Hainsworth DP, Gao X, Bebu I, Das A, Olmos de Koo L, Barkmeier AJ, Tamborlane W, Lachin JM, Aiello LP, and and of and Group DCCTF-up EDICR. Refractive Error and Retinopathy Outcomes in Type 1 Diabetes: The Diabetes Control and Complications Trial/Epidemiology of Diabetes Interventions and Complications Study. Ophthalmology 2021;128(4):554-560.Abstract
PURPOSE: To determine the relationship between refractive error and diabetic retinopathy (DR). DESIGN: Clinical trial. PARTICIPANTS: Type I diabetes individuals with serial refractive error and DR stage measurements over 30 years in the Diabetes Control and Complications Trial (DCCT) and Epidemiology of Diabetes Interventions and Complications (EDIC) follow-up study. METHODS: Stage of DR was measured every 6 months from standard fundus photographs, and refractive error was measured annually during the 6.5 years of DCCT; then, both were staggered every fourth year during EDIC with the full cohort measured at EDIC years 4 and 10. Outcomes of DR were 2- or 3-step progression, presence of proliferative DR (PDR), clinically significant macular edema (CSME), diabetic macular edema (DME), or ocular surgery. Myopia, emmetropia, and hyperopia were defined as a spherical equivalent of ≤-0.5, >-0.5 and <0.5, and ≥0.5, respectively. MAIN OUTCOME MEASURES: For each outcome separately, Cox proportional hazard (PH) models assessed the association between the refractive error status and the subsequent risk of that outcome, both without and with adjustment for potential risk factors.
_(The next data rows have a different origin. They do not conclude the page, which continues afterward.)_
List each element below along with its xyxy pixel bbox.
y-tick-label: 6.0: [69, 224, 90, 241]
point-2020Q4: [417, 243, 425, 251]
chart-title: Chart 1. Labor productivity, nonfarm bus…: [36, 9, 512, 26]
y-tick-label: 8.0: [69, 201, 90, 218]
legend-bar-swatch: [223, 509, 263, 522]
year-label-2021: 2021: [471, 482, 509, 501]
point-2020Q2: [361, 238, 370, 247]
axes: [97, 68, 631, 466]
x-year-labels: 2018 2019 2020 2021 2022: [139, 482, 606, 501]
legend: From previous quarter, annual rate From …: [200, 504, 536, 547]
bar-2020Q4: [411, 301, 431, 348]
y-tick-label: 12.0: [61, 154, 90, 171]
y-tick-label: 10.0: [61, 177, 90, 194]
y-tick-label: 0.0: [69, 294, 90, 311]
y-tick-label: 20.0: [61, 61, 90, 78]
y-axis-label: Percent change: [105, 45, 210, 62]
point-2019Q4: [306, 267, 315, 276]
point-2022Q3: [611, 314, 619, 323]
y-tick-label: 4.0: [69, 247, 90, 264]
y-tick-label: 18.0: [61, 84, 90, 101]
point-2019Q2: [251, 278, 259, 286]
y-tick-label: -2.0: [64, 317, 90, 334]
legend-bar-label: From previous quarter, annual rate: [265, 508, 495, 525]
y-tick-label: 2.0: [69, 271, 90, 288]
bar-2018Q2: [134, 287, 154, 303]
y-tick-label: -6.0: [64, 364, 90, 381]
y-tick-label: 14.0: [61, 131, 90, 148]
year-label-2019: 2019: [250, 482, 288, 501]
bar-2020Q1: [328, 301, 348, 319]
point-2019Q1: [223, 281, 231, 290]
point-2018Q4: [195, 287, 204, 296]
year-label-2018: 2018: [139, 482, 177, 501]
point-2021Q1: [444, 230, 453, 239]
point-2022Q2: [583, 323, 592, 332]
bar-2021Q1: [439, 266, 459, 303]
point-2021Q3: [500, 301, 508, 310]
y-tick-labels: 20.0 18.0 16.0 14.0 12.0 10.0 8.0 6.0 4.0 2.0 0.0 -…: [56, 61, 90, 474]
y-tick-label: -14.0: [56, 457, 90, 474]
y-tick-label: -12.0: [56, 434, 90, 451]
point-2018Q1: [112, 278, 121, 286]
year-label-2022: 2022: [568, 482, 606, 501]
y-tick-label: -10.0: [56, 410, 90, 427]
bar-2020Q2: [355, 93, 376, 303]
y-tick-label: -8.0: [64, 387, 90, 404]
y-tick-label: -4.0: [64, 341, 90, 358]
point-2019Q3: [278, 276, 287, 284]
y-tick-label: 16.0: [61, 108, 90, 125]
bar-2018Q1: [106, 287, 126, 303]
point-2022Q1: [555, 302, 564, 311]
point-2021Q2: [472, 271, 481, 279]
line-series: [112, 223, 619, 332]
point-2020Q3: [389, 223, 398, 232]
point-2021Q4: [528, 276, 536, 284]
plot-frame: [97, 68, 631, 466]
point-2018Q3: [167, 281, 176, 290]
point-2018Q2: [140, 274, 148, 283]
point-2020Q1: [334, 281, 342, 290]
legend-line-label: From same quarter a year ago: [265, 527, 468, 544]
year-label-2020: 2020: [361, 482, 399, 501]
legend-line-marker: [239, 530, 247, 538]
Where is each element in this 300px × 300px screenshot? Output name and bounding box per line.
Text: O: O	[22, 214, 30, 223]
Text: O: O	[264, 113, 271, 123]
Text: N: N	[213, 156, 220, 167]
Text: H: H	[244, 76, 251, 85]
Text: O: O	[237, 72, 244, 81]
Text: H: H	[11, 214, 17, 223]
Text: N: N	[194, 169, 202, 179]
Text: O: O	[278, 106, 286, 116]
RESULTS: Hyperopia was associated with a higher risk of 2-step progression (hazard ratio [HR], 1.29; 95% confidence interval [CI], 1.05-1.59), 3-step progression (HR, 1.35; 95% CI, 1.05-1.73), and PDR (HR, 1.40; 95% CI, 1.02-1.92) compared with emmetropia in unadjusted models. These associations remained significant after adjustment for DCCT treatment group, cohort, age, sex, smoking, duration of diabetes, systolic and diastolic blood pressures, pulse, low-density lipoprotein, high-density lipoprotein, triglycerides, albumin excretion rate, and DCCT/EDIC mean updated hemoglobin A1c (HbA1c) (2-step progression: HR, 1.28; 95% CI, 1.03-1.58; 3-step progression: HR, 1.30; 95% CI, 1.00-1.68; PDR: HR, 1.38; 95% CI, 1.00-1.90). Myopia was not associated with any of the 5 DR outcomes in the unadjusted models and only marginally associated with 2-step progression (HR, 1.11; 95% CI, 1.00-1.24) in the adjusted models. CONCLUSIONS: Myopia is not associated with DR progression risk. Hyperopia is an independent risk factor for 2-step and 3-step DR progression and PDR.